I smile. “Maybe,” I say. I glance at the napkin onto which she’s sketching the outline of my face.
“No, definitely,” she says. “You look older.”
“Well…time will do that to a person, I guess,” and I try to make my tone light and jokey but it doesn’t come out that way. The problem is this: After two years of wondering, my brain doesn’t quite know how to stop. I’ve reminded myself that now that Nina is safe and I can see her, that nothing else matters, that nothing else should matter. But what we tell ourselves and what we deep down believe, those are two different things, I guess.
“I can’t believe Mom’s taking the day off just to come meet us at the airport,” Nina says. Out of the corner of my eye I can see her shaking her head slowly. She looks at me, down at the napkin, back up at me. “I mean, when’s that ever happened before, right?” She’s smiling. I don’t say anything.
The unasked questions sit heavy in my mouth like marbles, and everything else I try and say has to work its way around them. “I don’t know,” I say. After what my sis-ter’s been through, it doesn’t feel fair. It doesn’t feel fair to make her explain anything. But my brain just won’t stop wondering.

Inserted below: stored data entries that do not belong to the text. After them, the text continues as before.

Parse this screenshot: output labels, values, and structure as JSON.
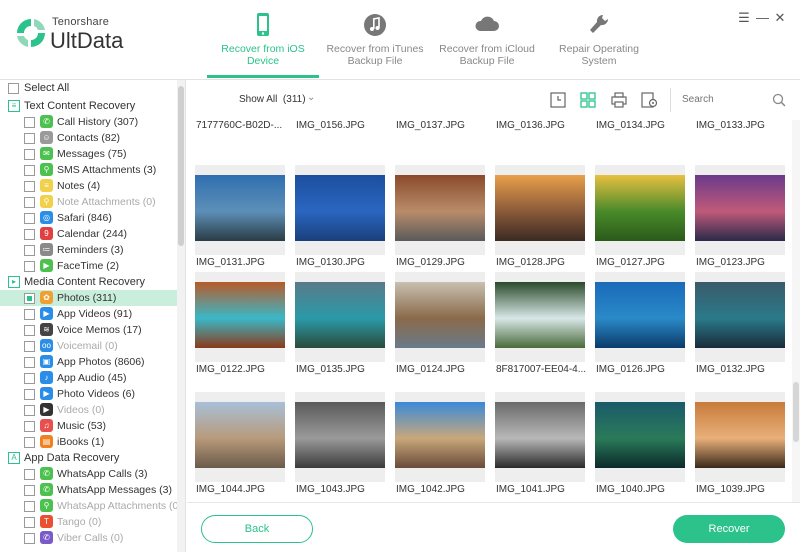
{
  "app": {
    "brand_top": "Tenorshare",
    "brand_name": "UltData"
  },
  "header": {
    "tabs": [
      {
        "line1": "Recover from iOS",
        "line2": "Device",
        "icon": "phone-icon",
        "active": true
      },
      {
        "line1": "Recover from iTunes",
        "line2": "Backup File",
        "icon": "music-icon",
        "active": false
      },
      {
        "line1": "Recover from iCloud",
        "line2": "Backup File",
        "icon": "cloud-icon",
        "active": false
      },
      {
        "line1": "Repair Operating",
        "line2": "System",
        "icon": "wrench-icon",
        "active": false
      }
    ],
    "window_controls": {
      "menu": "☰",
      "minimize": "—",
      "close": "✕"
    }
  },
  "sidebar": {
    "select_all": "Select All",
    "groups": [
      {
        "label": "Text Content Recovery",
        "items": [
          {
            "label": "Call History (307)",
            "icon": "call-history-icon",
            "color": "#4cc150",
            "glyph": "✆",
            "dim": false
          },
          {
            "label": "Contacts (82)",
            "icon": "contacts-icon",
            "color": "#9a9a9a",
            "glyph": "☺",
            "dim": false
          },
          {
            "label": "Messages (75)",
            "icon": "messages-icon",
            "color": "#4cc150",
            "glyph": "✉",
            "dim": false
          },
          {
            "label": "SMS Attachments (3)",
            "icon": "sms-attachments-icon",
            "color": "#4cc150",
            "glyph": "⚲",
            "dim": false
          },
          {
            "label": "Notes (4)",
            "icon": "notes-icon",
            "color": "#f2d04a",
            "glyph": "≡",
            "dim": false
          },
          {
            "label": "Note Attachments (0)",
            "icon": "note-attachments-icon",
            "color": "#f2d04a",
            "glyph": "⚲",
            "dim": true
          },
          {
            "label": "Safari (846)",
            "icon": "safari-icon",
            "color": "#2a8ee8",
            "glyph": "◎",
            "dim": false
          },
          {
            "label": "Calendar (244)",
            "icon": "calendar-icon",
            "color": "#e04040",
            "glyph": "9",
            "dim": false
          },
          {
            "label": "Reminders (3)",
            "icon": "reminders-icon",
            "color": "#8a8a8a",
            "glyph": "≔",
            "dim": false
          },
          {
            "label": "FaceTime (2)",
            "icon": "facetime-icon",
            "color": "#4cc150",
            "glyph": "▶",
            "dim": false
          }
        ]
      },
      {
        "label": "Media Content Recovery",
        "items": [
          {
            "label": "Photos (311)",
            "icon": "photos-icon",
            "color": "#f0a030",
            "glyph": "✿",
            "dim": false,
            "selected": true
          },
          {
            "label": "App Videos (91)",
            "icon": "app-videos-icon",
            "color": "#2a8ee8",
            "glyph": "▶",
            "dim": false
          },
          {
            "label": "Voice Memos (17)",
            "icon": "voice-memos-icon",
            "color": "#444444",
            "glyph": "≋",
            "dim": false
          },
          {
            "label": "Voicemail (0)",
            "icon": "voicemail-icon",
            "color": "#2a8ee8",
            "glyph": "oo",
            "dim": true
          },
          {
            "label": "App Photos (8606)",
            "icon": "app-photos-icon",
            "color": "#2a8ee8",
            "glyph": "▣",
            "dim": false
          },
          {
            "label": "App Audio (45)",
            "icon": "app-audio-icon",
            "color": "#2a8ee8",
            "glyph": "♪",
            "dim": false
          },
          {
            "label": "Photo Videos (6)",
            "icon": "photo-videos-icon",
            "color": "#2a8ee8",
            "glyph": "▶",
            "dim": false
          },
          {
            "label": "Videos (0)",
            "icon": "videos-icon",
            "color": "#333333",
            "glyph": "▶",
            "dim": true
          },
          {
            "label": "Music (53)",
            "icon": "music-item-icon",
            "color": "#e85050",
            "glyph": "♫",
            "dim": false
          },
          {
            "label": "iBooks (1)",
            "icon": "ibooks-icon",
            "color": "#f08020",
            "glyph": "▤",
            "dim": false
          }
        ]
      },
      {
        "label": "App Data Recovery",
        "items": [
          {
            "label": "WhatsApp Calls (3)",
            "icon": "whatsapp-calls-icon",
            "color": "#4cc150",
            "glyph": "✆",
            "dim": false
          },
          {
            "label": "WhatsApp Messages (3)",
            "icon": "whatsapp-messages-icon",
            "color": "#4cc150",
            "glyph": "✆",
            "dim": false
          },
          {
            "label": "WhatsApp Attachments (0)",
            "icon": "whatsapp-attachments-icon",
            "color": "#4cc150",
            "glyph": "⚲",
            "dim": true
          },
          {
            "label": "Tango (0)",
            "icon": "tango-icon",
            "color": "#e85030",
            "glyph": "T",
            "dim": true
          },
          {
            "label": "Viber Calls (0)",
            "icon": "viber-calls-icon",
            "color": "#7a5ac8",
            "glyph": "✆",
            "dim": true
          }
        ]
      }
    ]
  },
  "toolbar": {
    "show_all_label": "Show All",
    "show_all_count": "(311)",
    "search_placeholder": "Search"
  },
  "grid": {
    "rows": [
      {
        "partial": true,
        "items": [
          "7177760C-B02D-...",
          "IMG_0156.JPG",
          "IMG_0137.JPG",
          "IMG_0136.JPG",
          "IMG_0134.JPG",
          "IMG_0133.JPG"
        ]
      },
      {
        "items": [
          {
            "caption": "IMG_0131.JPG",
            "colors": [
              "#2f6fb0",
              "#5d8fb8",
              "#2a3c44"
            ]
          },
          {
            "caption": "IMG_0130.JPG",
            "colors": [
              "#1c4f9e",
              "#2a66c0",
              "#1a3f7a"
            ]
          },
          {
            "caption": "IMG_0129.JPG",
            "colors": [
              "#8a4a2a",
              "#b98c6a",
              "#5a5a5a"
            ]
          },
          {
            "caption": "IMG_0128.JPG",
            "colors": [
              "#e8a04a",
              "#8a5a3a",
              "#3a2a22"
            ]
          },
          {
            "caption": "IMG_0127.JPG",
            "colors": [
              "#e8c040",
              "#4a8a2a",
              "#2a5a1a"
            ]
          },
          {
            "caption": "IMG_0123.JPG",
            "colors": [
              "#6a3a8a",
              "#c05a7a",
              "#2a2a4a"
            ]
          }
        ]
      },
      {
        "items": [
          {
            "caption": "IMG_0122.JPG",
            "colors": [
              "#b85a2a",
              "#3ab8c8",
              "#8a3a1a"
            ]
          },
          {
            "caption": "IMG_0135.JPG",
            "colors": [
              "#5a7a8a",
              "#2a9aa8",
              "#2a4a3a"
            ]
          },
          {
            "caption": "IMG_0124.JPG",
            "colors": [
              "#c8c0b0",
              "#8a6a4a",
              "#6a7a8a"
            ]
          },
          {
            "caption": "8F817007-EE04-4...",
            "colors": [
              "#2a4a2a",
              "#d8e8e8",
              "#4a6a3a"
            ]
          },
          {
            "caption": "IMG_0126.JPG",
            "colors": [
              "#1a6ab8",
              "#2a8ac8",
              "#0a3a6a"
            ]
          },
          {
            "caption": "IMG_0132.JPG",
            "colors": [
              "#3a5a6a",
              "#2a7a8a",
              "#1a2a3a"
            ]
          }
        ]
      },
      {
        "items": [
          {
            "caption": "IMG_1044.JPG",
            "colors": [
              "#a8c0d8",
              "#b89a7a",
              "#6a5a4a"
            ]
          },
          {
            "caption": "IMG_1043.JPG",
            "colors": [
              "#5a5a5a",
              "#9a9a9a",
              "#3a3a3a"
            ]
          },
          {
            "caption": "IMG_1042.JPG",
            "colors": [
              "#3a8ad8",
              "#c8a87a",
              "#6a4a3a"
            ]
          },
          {
            "caption": "IMG_1041.JPG",
            "colors": [
              "#6a6a6a",
              "#b8b8b8",
              "#2a2a2a"
            ]
          },
          {
            "caption": "IMG_1040.JPG",
            "colors": [
              "#1a5a6a",
              "#2a7a5a",
              "#0a2a2a"
            ]
          },
          {
            "caption": "IMG_1039.JPG",
            "colors": [
              "#c87a3a",
              "#e8b07a",
              "#3a2a1a"
            ]
          }
        ]
      }
    ]
  },
  "footer": {
    "back_label": "Back",
    "recover_label": "Recover"
  },
  "colors": {
    "accent": "#2bc28b",
    "selection": "#c9eedc"
  }
}
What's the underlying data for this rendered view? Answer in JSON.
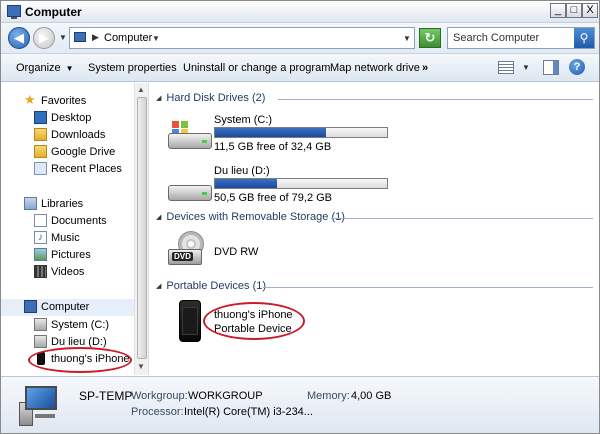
{
  "window": {
    "title": "Computer"
  },
  "titlebar_buttons": {
    "min": "_",
    "max": "□",
    "close": "X"
  },
  "address": {
    "path_label": "Computer",
    "search_placeholder": "Search Computer"
  },
  "toolbar": {
    "organize": "Organize",
    "system_properties": "System properties",
    "uninstall": "Uninstall or change a program",
    "map_network": "Map network drive",
    "more": "»"
  },
  "nav": {
    "favorites": "Favorites",
    "desktop": "Desktop",
    "downloads": "Downloads",
    "google_drive": "Google Drive",
    "recent_places": "Recent Places",
    "libraries": "Libraries",
    "documents": "Documents",
    "music": "Music",
    "pictures": "Pictures",
    "videos": "Videos",
    "computer": "Computer",
    "system_c": "System (C:)",
    "du_lieu_d": "Du lieu (D:)",
    "iphone": "thuong's iPhone"
  },
  "groups": {
    "hdd": "Hard Disk Drives (2)",
    "removable": "Devices with Removable Storage (1)",
    "portable": "Portable Devices (1)"
  },
  "drives": [
    {
      "name": "System (C:)",
      "free": "11,5 GB free of 32,4 GB",
      "used_fraction": 0.645
    },
    {
      "name": "Du lieu (D:)",
      "free": "50,5 GB free of 79,2 GB",
      "used_fraction": 0.362
    }
  ],
  "dvd": {
    "name": "DVD RW",
    "badge": "DVD"
  },
  "portable": {
    "name": "thuong's iPhone",
    "type": "Portable Device"
  },
  "details": {
    "computer_name": "SP-TEMP",
    "workgroup_label": "Workgroup:",
    "workgroup_value": "WORKGROUP",
    "memory_label": "Memory:",
    "memory_value": "4,00 GB",
    "processor_label": "Processor:",
    "processor_value": "Intel(R) Core(TM) i3-234..."
  },
  "colors": {
    "highlight_ellipse": "#cc1a2b",
    "drive_bar": "#1c4a9a"
  }
}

“Oh, Belly.” Nina sighs and puts down her pen. “Please, just ask me, already, okay? I know you need to ask me and it’s okay. Just…ask me.”
“How did you know…”
“We’re sisters,” she says simply. “That’s how.” And she turns toward me and smiles this bittersweet smile.
We’re sisters. There’s someone here now who can say that to me.
I take a deep breath. “I just need to know why,” I say, very quietly. I look down at my lap. “And I know it’s selfish to ask because of everything that you went through.”
Nina lets out this wry little laugh and then shakes her head. “I’m not the only one who’s been through something here, Bell. Need I remind you?”